Beveiliging burgerluchtvaart
Als gevolg van de terugtrekking van het VK uit de EU zal het VK geen onderdeel meer
uitmaken van de EU-brede One Stop Security, waardoor vanuit het VK afkomstige in de
EU transfererende passagiers, bagage, vracht en vliegtuigen een veiligheidsonderzoek
zouden behoeven. Omdat het luchtvaartbeleid grotendeels onder de bevoegdheid van de
EU valt, is het noodzakelijk dat de EU op dit terrein maatregelen treft.
In het geval van een terugtrekkingsakkoord, het deal scenario, zal het VK tijdens de overgangsperiode deel uit blijven maken van het EU-brede
One Stop Security systeem. De politieke verklaring over het kader van de toekomstige
betrekkingen met het VK, zoals deze bij het terugtrekkingsakkoord is gevoegd, geeft
daarnaast voldoende vertrouwen dat dit ook in het akkoord over de toekomstige relatie
tussen de EU en het VK geregeld zal worden.
Het kabinet heeft er sterk op ingezet dat het VK ook in een no deal scenario onderdeel blijft uitmaken van het One Stop Security systeem voor de beveiliging
van de burgerluchtvaart. Dit is van groot belang voor Schiphol. Het kabinet steunt
dan ook het voornemen van de Europese Commissie in haar «Contingency Action Plan»
voor een no deal scenario5 om ervoor te gaan zorgen dat One Stop Security met het VK ook in dat geval van toepassing
blijft.
Interne veiligheid
Het VK is ons buurland en een belangrijke partner in de Europese interne veiligheidssamenwerking.
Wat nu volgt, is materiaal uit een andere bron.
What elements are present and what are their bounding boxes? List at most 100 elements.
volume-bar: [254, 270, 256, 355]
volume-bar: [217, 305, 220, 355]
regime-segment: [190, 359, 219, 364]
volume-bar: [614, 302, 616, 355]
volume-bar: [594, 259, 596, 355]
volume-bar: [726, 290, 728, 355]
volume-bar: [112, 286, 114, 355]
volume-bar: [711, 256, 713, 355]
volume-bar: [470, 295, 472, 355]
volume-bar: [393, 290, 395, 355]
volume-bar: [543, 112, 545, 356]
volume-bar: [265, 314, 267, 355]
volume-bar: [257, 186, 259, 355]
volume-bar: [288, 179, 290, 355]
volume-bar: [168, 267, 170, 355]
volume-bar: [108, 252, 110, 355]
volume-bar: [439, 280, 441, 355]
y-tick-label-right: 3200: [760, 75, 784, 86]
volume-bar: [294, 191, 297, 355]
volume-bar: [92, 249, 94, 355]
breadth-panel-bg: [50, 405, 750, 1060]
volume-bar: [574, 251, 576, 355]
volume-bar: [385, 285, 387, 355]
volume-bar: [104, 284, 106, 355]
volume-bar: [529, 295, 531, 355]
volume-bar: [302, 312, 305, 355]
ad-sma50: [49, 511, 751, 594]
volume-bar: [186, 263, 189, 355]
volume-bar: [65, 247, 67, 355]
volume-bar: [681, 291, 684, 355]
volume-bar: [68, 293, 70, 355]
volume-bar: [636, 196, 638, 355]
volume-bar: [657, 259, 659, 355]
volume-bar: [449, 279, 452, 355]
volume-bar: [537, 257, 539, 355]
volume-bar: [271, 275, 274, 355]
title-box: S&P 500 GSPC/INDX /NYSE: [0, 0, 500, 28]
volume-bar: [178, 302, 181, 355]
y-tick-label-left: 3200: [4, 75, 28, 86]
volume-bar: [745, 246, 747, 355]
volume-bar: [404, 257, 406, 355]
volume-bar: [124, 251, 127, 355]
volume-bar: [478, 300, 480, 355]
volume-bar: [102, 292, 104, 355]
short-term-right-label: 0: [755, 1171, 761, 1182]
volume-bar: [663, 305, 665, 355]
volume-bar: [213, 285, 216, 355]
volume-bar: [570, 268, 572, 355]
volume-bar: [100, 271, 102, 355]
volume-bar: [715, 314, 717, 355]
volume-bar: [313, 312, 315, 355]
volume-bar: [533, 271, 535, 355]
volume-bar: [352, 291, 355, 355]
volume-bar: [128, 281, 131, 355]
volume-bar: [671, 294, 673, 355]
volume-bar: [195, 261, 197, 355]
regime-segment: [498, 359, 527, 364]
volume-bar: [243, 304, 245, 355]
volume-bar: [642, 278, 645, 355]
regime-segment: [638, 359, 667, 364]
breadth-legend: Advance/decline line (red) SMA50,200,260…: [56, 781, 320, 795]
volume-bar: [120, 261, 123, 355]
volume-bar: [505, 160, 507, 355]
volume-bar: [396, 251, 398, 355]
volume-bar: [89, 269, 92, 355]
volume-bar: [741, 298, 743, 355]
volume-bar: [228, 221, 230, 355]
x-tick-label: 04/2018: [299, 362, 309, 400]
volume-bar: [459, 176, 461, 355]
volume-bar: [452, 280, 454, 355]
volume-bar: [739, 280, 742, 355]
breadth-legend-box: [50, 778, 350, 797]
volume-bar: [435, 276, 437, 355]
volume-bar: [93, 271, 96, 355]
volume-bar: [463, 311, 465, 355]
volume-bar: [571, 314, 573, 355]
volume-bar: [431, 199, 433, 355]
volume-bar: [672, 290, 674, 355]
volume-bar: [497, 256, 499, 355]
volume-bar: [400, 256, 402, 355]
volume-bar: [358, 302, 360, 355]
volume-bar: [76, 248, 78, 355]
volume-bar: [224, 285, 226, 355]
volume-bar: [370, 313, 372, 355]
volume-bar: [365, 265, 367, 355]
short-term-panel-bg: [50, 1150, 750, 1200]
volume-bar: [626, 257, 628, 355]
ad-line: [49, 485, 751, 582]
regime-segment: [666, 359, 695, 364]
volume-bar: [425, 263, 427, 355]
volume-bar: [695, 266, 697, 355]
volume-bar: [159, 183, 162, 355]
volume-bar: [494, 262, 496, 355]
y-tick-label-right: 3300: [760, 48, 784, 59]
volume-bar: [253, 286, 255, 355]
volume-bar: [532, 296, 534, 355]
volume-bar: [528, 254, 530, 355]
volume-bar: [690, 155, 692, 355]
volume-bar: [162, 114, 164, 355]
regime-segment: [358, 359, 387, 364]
Nederland onderhoudt dan ook een hechte samenwerking met het VK op dit terrein. In
een deal scenario zal op het terrein van interne veiligheidssamenwerking het bestaande Unierecht
gedurende de overgangsperiode grotendeels op het VK van toepassing blijven6. Bovendien bevat het terugtrekkingsakkoord voorzieningen waardoor vormen van samenwerking
die voor het einde van de overgangsperiode zijn gestart ook na die datum op een ordelijke
manier kunnen worden afgerond. Tijdens de overgangsperiode zal worden onderhandeld
over de toekomstige relatie met het VK, waar interne veiligheid een belangrijk onderdeel
van zal uitmaken. In de politieke verklaring over het kader van de toekomstige betrekkingen
worden afspraken voorzien die erop gericht zijn de informatie-uitwisseling en operationele
samenwerking met het VK op dit terrein zo veel mogelijk te bestendigen. Daarnaast
worden in de verklaring de essentiële waarborgen die nodig zijn voor een zo ambitieus
mogelijke samenwerking op dit terrein benoemd, zoals een rol voor het EU Hof en het
respecteren van hoge standaarden voor fundamentele rechten, waaronder gegevensbescherming.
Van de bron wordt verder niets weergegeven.